At the underlying layer of the program, EF is used. The logic of account synchronization is to read data from the data source and put it into a List set. Then, when the local system persists, the table is cleared first, convert the List data and insert it in batches. Through analysis, duplicate data exists in the data obtained from the data source, resulting in a primary key conflict during insertion.

 

The data storage of the data source system is messy and cannot be changed. We can only make articles here. Therefore, the proposed improvement solution is to de-duplicate the set data according to AccountId.

I spoke to a member of the development team and told me that there are more than 60 thousand records obtained from the data source. Pay attention to optimizing the deduplication algorithm. If deduplication is performed according to the regular order, it may take 5 minutes. It is expected that the optimization can be controlled within half a minute.

The next day, the student handed in. The List set of 60 thousand records. The average algorithm time does not exceed 15 ms. Like one!

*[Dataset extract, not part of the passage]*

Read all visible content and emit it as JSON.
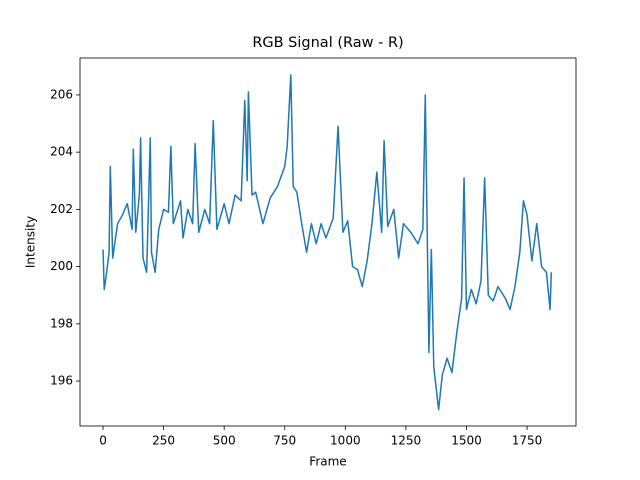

The implementation scheme is to use the Distinct method of List and then override the Equals method of the object class. The Code is as follows:

Namespace EntOlap. ETL. EF {public partial class BaseUserAccount // because it is EF, a new partial class {public override bool Equals (object obj) {BaseUserAccount bua = obj as BaseUserAccount is created here; if (bua = null) {return false;} else {return this. accountId = bua. accountId ;}} public override int GetHashCode () {return AccountId. getHashCode ();}}}

 

Related Article

Contact Us

The content source of this page is from Internet, which doesn't represent Alibaba Cloud's opinion; products and services mentioned on that page don't have any relationship with Alibaba Cloud. If the content of the page makes you feel confusing, please write us an email, we will handle the problem within 5 days after receiving your email.

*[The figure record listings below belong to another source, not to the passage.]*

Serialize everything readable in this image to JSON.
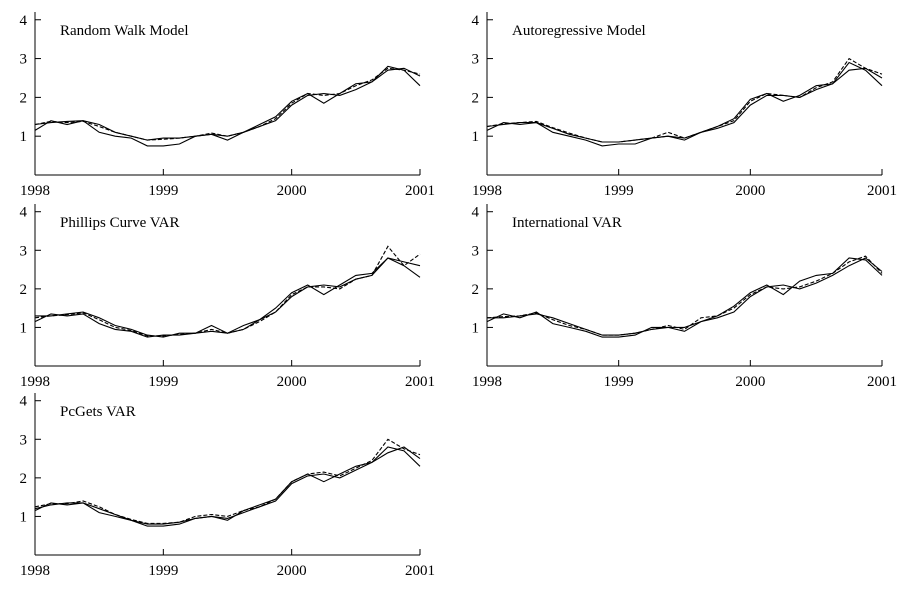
{
  "chart_data": [
    {
      "type": "line",
      "title": "Random Walk Model",
      "x": [
        1998,
        1998.125,
        1998.25,
        1998.375,
        1998.5,
        1998.625,
        1998.75,
        1998.875,
        1999,
        1999.125,
        1999.25,
        1999.375,
        1999.5,
        1999.625,
        1999.75,
        1999.875,
        2000,
        2000.125,
        2000.25,
        2000.375,
        2000.5,
        2000.625,
        2000.75,
        2000.875,
        2001
      ],
      "series": [
        {
          "color": "#000000",
          "style": "solid",
          "values": [
            1.3,
            1.35,
            1.38,
            1.4,
            1.3,
            1.1,
            1.0,
            0.9,
            0.95,
            0.95,
            1.0,
            1.05,
            1.0,
            1.1,
            1.25,
            1.4,
            1.8,
            2.05,
            2.1,
            2.05,
            2.2,
            2.4,
            2.7,
            2.75,
            2.55
          ]
        },
        {
          "color": "#000000",
          "style": "solid",
          "values": [
            1.15,
            1.4,
            1.3,
            1.4,
            1.1,
            1.0,
            0.95,
            0.75,
            0.75,
            0.8,
            1.0,
            1.05,
            0.9,
            1.1,
            1.3,
            1.5,
            1.9,
            2.1,
            1.85,
            2.1,
            2.35,
            2.4,
            2.8,
            2.7,
            2.3
          ]
        },
        {
          "color": "#000000",
          "style": "dashed",
          "values": [
            1.3,
            1.38,
            1.35,
            1.38,
            1.25,
            1.1,
            1.0,
            0.9,
            0.92,
            0.95,
            1.0,
            1.08,
            1.0,
            1.1,
            1.25,
            1.45,
            1.85,
            2.1,
            2.05,
            2.1,
            2.3,
            2.45,
            2.75,
            2.7,
            2.6
          ]
        }
      ],
      "xlim": [
        1998,
        2001
      ],
      "xticks": [
        1998,
        1999,
        2000,
        2001
      ],
      "ylim": [
        0,
        4.2
      ],
      "yticks": [
        1,
        2,
        3,
        4
      ]
    },
    {
      "type": "line",
      "title": "Autoregressive Model",
      "x": [
        1998,
        1998.125,
        1998.25,
        1998.375,
        1998.5,
        1998.625,
        1998.75,
        1998.875,
        1999,
        1999.125,
        1999.25,
        1999.375,
        1999.5,
        1999.625,
        1999.75,
        1999.875,
        2000,
        2000.125,
        2000.25,
        2000.375,
        2000.5,
        2000.625,
        2000.75,
        2000.875,
        2001
      ],
      "series": [
        {
          "color": "#000000",
          "style": "solid",
          "values": [
            1.25,
            1.3,
            1.35,
            1.35,
            1.2,
            1.05,
            0.95,
            0.85,
            0.85,
            0.9,
            0.95,
            1.0,
            0.95,
            1.1,
            1.2,
            1.35,
            1.8,
            2.05,
            2.05,
            2.0,
            2.2,
            2.35,
            2.7,
            2.75,
            2.5
          ]
        },
        {
          "color": "#000000",
          "style": "solid",
          "values": [
            1.15,
            1.35,
            1.3,
            1.35,
            1.1,
            1.0,
            0.9,
            0.75,
            0.8,
            0.8,
            0.95,
            1.0,
            0.9,
            1.1,
            1.25,
            1.45,
            1.95,
            2.1,
            1.9,
            2.05,
            2.3,
            2.35,
            2.9,
            2.7,
            2.3
          ]
        },
        {
          "color": "#000000",
          "style": "dashed",
          "values": [
            1.25,
            1.32,
            1.35,
            1.38,
            1.22,
            1.08,
            0.95,
            0.85,
            0.85,
            0.9,
            0.95,
            1.1,
            0.95,
            1.1,
            1.25,
            1.4,
            1.9,
            2.1,
            2.05,
            2.0,
            2.25,
            2.4,
            3.0,
            2.75,
            2.6
          ]
        }
      ],
      "xlim": [
        1998,
        2001
      ],
      "xticks": [
        1998,
        1999,
        2000,
        2001
      ],
      "ylim": [
        0,
        4.2
      ],
      "yticks": [
        1,
        2,
        3,
        4
      ]
    },
    {
      "type": "line",
      "title": "Phillips Curve VAR",
      "x": [
        1998,
        1998.125,
        1998.25,
        1998.375,
        1998.5,
        1998.625,
        1998.75,
        1998.875,
        1999,
        1999.125,
        1999.25,
        1999.375,
        1999.5,
        1999.625,
        1999.75,
        1999.875,
        2000,
        2000.125,
        2000.25,
        2000.375,
        2000.5,
        2000.625,
        2000.75,
        2000.875,
        2001
      ],
      "series": [
        {
          "color": "#000000",
          "style": "solid",
          "values": [
            1.3,
            1.3,
            1.35,
            1.4,
            1.25,
            1.05,
            0.95,
            0.8,
            0.75,
            0.85,
            0.85,
            0.9,
            0.85,
            0.95,
            1.2,
            1.4,
            1.8,
            2.05,
            2.1,
            2.05,
            2.25,
            2.35,
            2.8,
            2.7,
            2.6
          ]
        },
        {
          "color": "#000000",
          "style": "solid",
          "values": [
            1.15,
            1.35,
            1.3,
            1.35,
            1.1,
            0.95,
            0.9,
            0.75,
            0.8,
            0.8,
            0.85,
            1.05,
            0.85,
            1.05,
            1.2,
            1.5,
            1.9,
            2.1,
            1.85,
            2.1,
            2.35,
            2.4,
            2.8,
            2.6,
            2.3
          ]
        },
        {
          "color": "#000000",
          "style": "dashed",
          "values": [
            1.25,
            1.3,
            1.33,
            1.38,
            1.2,
            1.0,
            0.92,
            0.78,
            0.78,
            0.82,
            0.85,
            0.95,
            0.85,
            0.95,
            1.15,
            1.4,
            1.85,
            2.05,
            2.05,
            2.0,
            2.25,
            2.35,
            3.1,
            2.6,
            2.9
          ]
        }
      ],
      "xlim": [
        1998,
        2001
      ],
      "xticks": [
        1998,
        1999,
        2000,
        2001
      ],
      "ylim": [
        0,
        4.2
      ],
      "yticks": [
        1,
        2,
        3,
        4
      ]
    },
    {
      "type": "line",
      "title": "International VAR",
      "x": [
        1998,
        1998.125,
        1998.25,
        1998.375,
        1998.5,
        1998.625,
        1998.75,
        1998.875,
        1999,
        1999.125,
        1999.25,
        1999.375,
        1999.5,
        1999.625,
        1999.75,
        1999.875,
        2000,
        2000.125,
        2000.25,
        2000.375,
        2000.5,
        2000.625,
        2000.75,
        2000.875,
        2001
      ],
      "series": [
        {
          "color": "#000000",
          "style": "solid",
          "values": [
            1.25,
            1.25,
            1.3,
            1.35,
            1.25,
            1.1,
            0.95,
            0.8,
            0.8,
            0.85,
            0.95,
            1.0,
            1.0,
            1.15,
            1.25,
            1.4,
            1.8,
            2.05,
            2.1,
            2.0,
            2.15,
            2.35,
            2.6,
            2.8,
            2.45
          ]
        },
        {
          "color": "#000000",
          "style": "solid",
          "values": [
            1.15,
            1.35,
            1.25,
            1.4,
            1.1,
            1.0,
            0.9,
            0.75,
            0.75,
            0.8,
            1.0,
            1.0,
            0.9,
            1.15,
            1.3,
            1.55,
            1.9,
            2.1,
            1.85,
            2.2,
            2.35,
            2.4,
            2.8,
            2.75,
            2.35
          ]
        },
        {
          "color": "#000000",
          "style": "dashed",
          "values": [
            1.25,
            1.28,
            1.3,
            1.38,
            1.2,
            1.05,
            0.95,
            0.8,
            0.8,
            0.85,
            0.95,
            1.05,
            0.95,
            1.25,
            1.3,
            1.5,
            1.85,
            2.05,
            2.0,
            2.05,
            2.2,
            2.4,
            2.7,
            2.85,
            2.4
          ]
        }
      ],
      "xlim": [
        1998,
        2001
      ],
      "xticks": [
        1998,
        1999,
        2000,
        2001
      ],
      "ylim": [
        0,
        4.2
      ],
      "yticks": [
        1,
        2,
        3,
        4
      ]
    },
    {
      "type": "line",
      "title": "PcGets VAR",
      "x": [
        1998,
        1998.125,
        1998.25,
        1998.375,
        1998.5,
        1998.625,
        1998.75,
        1998.875,
        1999,
        1999.125,
        1999.25,
        1999.375,
        1999.5,
        1999.625,
        1999.75,
        1999.875,
        2000,
        2000.125,
        2000.25,
        2000.375,
        2000.5,
        2000.625,
        2000.75,
        2000.875,
        2001
      ],
      "series": [
        {
          "color": "#000000",
          "style": "solid",
          "values": [
            1.2,
            1.3,
            1.35,
            1.35,
            1.2,
            1.05,
            0.9,
            0.8,
            0.8,
            0.85,
            0.95,
            1.0,
            0.95,
            1.1,
            1.25,
            1.4,
            1.85,
            2.05,
            2.1,
            2.0,
            2.2,
            2.4,
            2.65,
            2.8,
            2.5
          ]
        },
        {
          "color": "#000000",
          "style": "solid",
          "values": [
            1.15,
            1.35,
            1.3,
            1.35,
            1.1,
            1.0,
            0.9,
            0.75,
            0.75,
            0.8,
            0.95,
            1.0,
            0.9,
            1.15,
            1.3,
            1.45,
            1.9,
            2.1,
            1.9,
            2.1,
            2.3,
            2.4,
            2.8,
            2.7,
            2.3
          ]
        },
        {
          "color": "#000000",
          "style": "dashed",
          "values": [
            1.25,
            1.33,
            1.33,
            1.4,
            1.25,
            1.05,
            0.92,
            0.82,
            0.82,
            0.85,
            1.0,
            1.05,
            1.0,
            1.15,
            1.25,
            1.45,
            1.9,
            2.1,
            2.15,
            2.05,
            2.25,
            2.45,
            3.0,
            2.75,
            2.6
          ]
        }
      ],
      "xlim": [
        1998,
        2001
      ],
      "xticks": [
        1998,
        1999,
        2000,
        2001
      ],
      "ylim": [
        0,
        4.2
      ],
      "yticks": [
        1,
        2,
        3,
        4
      ]
    }
  ]
}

If you find any instances of plagiarism from the community, please send an email to: info-contact@alibabacloud.com and provide relevant evidence. A staff member will contact you within 5 working days.

A Free Trial That Lets You Build Big!

Start building with 50+ products and up to 12 months usage for Elastic Compute Service

  • Sales Support

    1 on 1 presale consultation

  • After-Sales Support

    24/7 Technical Support 6 Free Tickets per Quarter Faster Response

  • Alibaba Cloud offers highly flexible support services tailored to meet your exact needs.